Jinju Guk1, Antoine Bridier‐Nahmias1, Aude Bernheim1, Nathalie Grall2,1, Xavier Duval3,1, Olivier Clermont1, Étienne Ruppé2,1, Camille d’Humières2,1, Olivier Tenaillon1, Érick Denamur4,1, France Mentré5,1, Jérémie Guedj1, Charles Burdet5,1
1Université de Paris, IAME, INSERM, Paris, France
2AP‐HP, Hôpital Bichat, Laboratoire de Bactériologie Paris France
3AP‐HP, Hôpital Bichat, Centre d'Investigation Clinique, Inserm CIC 1425 Paris France
4AP‐HP, Hôpital Bichat, Laboratoire de Génétique Moléculaire Paris France
5Département d'Épidémiologie AP‐HP, Hôpital Bichat, Biostatistique et Recherche Clinique Paris France
Tóm tắt
AbstractRecent studies have highlighted the importance of ecological interactions in dysbiosis of gut microbiota, but few focused on their role in antibiotic‐induced perturbations. We used the data from the CEREMI trial in which 22 healthy volunteers received a 3‐day course of ceftriaxone or cefotaxime antibiotics. Fecal samples were analyzed by 16S rRNA gene profiling, and the total bacterial counts were determined in each sample by flux cytometry. As the gut exposure to antibiotics could not be experimentally measured despite a marked impact on the gut microbiota, it was reconstructed using the counts of susceptible Escherichia coli. The dynamics of absolute counts of bacterial families were analyzed using a generalized Lotka–Volterra equations and nonlinear mixed effect modeling. Bacterial interactions were studied using a stepwise approach. Two negative and three positive interactions were identified. Introducing bacterial interactions in the modeling approach better fitted the data, and provided different estimates of antibiotic effects on each bacterial family than a simple model without interaction.

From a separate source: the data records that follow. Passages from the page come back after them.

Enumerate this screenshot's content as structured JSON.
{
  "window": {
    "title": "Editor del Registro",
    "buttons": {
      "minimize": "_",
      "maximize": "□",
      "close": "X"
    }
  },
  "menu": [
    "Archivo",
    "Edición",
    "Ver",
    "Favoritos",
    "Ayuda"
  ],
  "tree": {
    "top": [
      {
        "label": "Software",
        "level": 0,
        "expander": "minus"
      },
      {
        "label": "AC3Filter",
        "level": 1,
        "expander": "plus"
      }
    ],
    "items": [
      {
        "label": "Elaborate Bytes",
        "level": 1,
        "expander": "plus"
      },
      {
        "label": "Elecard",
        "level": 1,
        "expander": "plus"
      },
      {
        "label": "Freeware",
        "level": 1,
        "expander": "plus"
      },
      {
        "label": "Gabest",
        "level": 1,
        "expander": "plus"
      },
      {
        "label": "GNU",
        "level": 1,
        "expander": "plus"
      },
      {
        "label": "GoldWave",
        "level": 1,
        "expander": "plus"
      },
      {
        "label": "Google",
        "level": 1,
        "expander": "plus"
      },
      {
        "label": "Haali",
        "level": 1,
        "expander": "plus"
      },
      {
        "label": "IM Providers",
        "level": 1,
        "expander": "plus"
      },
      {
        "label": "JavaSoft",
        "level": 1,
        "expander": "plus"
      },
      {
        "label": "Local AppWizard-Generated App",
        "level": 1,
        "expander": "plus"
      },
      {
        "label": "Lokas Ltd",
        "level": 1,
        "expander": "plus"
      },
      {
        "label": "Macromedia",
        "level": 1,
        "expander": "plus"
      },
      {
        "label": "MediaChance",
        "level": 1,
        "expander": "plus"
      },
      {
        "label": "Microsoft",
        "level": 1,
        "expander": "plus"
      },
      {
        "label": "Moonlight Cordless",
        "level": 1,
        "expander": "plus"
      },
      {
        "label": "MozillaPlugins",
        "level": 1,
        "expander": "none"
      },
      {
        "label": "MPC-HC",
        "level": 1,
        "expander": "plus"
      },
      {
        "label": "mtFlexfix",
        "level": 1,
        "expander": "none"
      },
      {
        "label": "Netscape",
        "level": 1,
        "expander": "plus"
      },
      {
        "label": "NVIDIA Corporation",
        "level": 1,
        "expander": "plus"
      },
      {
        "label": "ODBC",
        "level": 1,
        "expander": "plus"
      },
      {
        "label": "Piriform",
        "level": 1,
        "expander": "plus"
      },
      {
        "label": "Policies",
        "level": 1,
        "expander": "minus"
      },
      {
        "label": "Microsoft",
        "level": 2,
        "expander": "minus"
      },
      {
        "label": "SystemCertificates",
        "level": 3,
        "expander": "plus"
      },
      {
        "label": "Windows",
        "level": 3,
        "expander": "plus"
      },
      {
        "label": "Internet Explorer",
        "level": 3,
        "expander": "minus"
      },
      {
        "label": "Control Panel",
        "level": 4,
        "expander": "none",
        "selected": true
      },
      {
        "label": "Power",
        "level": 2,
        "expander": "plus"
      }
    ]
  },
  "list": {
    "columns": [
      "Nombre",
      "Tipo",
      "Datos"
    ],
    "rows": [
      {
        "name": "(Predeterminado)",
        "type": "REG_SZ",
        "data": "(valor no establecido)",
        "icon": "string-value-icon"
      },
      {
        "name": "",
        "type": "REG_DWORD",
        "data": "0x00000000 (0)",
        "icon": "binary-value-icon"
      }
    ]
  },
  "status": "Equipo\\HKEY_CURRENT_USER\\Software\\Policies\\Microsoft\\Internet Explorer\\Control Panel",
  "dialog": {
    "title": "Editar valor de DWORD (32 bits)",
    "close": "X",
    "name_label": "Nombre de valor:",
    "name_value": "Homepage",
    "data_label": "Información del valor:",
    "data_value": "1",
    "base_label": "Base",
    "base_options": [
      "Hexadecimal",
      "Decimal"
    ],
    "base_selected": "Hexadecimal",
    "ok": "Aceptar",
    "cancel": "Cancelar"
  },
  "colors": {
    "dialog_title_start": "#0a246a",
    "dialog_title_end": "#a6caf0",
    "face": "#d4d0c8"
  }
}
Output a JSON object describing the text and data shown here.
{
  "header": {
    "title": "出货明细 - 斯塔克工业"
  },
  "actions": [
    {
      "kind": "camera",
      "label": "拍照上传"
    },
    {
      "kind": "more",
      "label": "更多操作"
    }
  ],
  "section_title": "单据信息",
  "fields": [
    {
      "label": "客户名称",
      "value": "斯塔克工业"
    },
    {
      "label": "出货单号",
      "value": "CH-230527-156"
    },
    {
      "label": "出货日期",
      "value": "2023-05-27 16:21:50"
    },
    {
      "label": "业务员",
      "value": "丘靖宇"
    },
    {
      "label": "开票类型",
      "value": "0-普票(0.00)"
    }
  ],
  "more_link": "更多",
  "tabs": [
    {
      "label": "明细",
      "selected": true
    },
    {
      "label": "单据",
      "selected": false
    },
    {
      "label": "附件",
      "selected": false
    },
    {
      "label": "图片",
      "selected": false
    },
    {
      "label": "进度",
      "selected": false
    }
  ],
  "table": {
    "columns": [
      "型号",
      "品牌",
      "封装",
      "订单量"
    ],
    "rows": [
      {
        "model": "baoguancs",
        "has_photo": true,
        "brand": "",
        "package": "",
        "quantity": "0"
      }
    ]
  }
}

The time to return to 95% of the baseline counts was significantly longer in ceftriaxone‐treated individuals than in cefotaxime‐treated subjects for two bacterial families: Akkermansiaceae (median [range]: 11.3 days [0; 180.0] vs. 4.2 days [0; 25.6], p = 0.027) and Tannerellaceae (13.7 days [6.1; 180.0] vs. 6.2 days [5.4; 17.3], p = 0.003). Taking bacterial interaction as well as individual antibiotic exposure profile into account improves the analysis of antibiotic‐induced dysbiosis.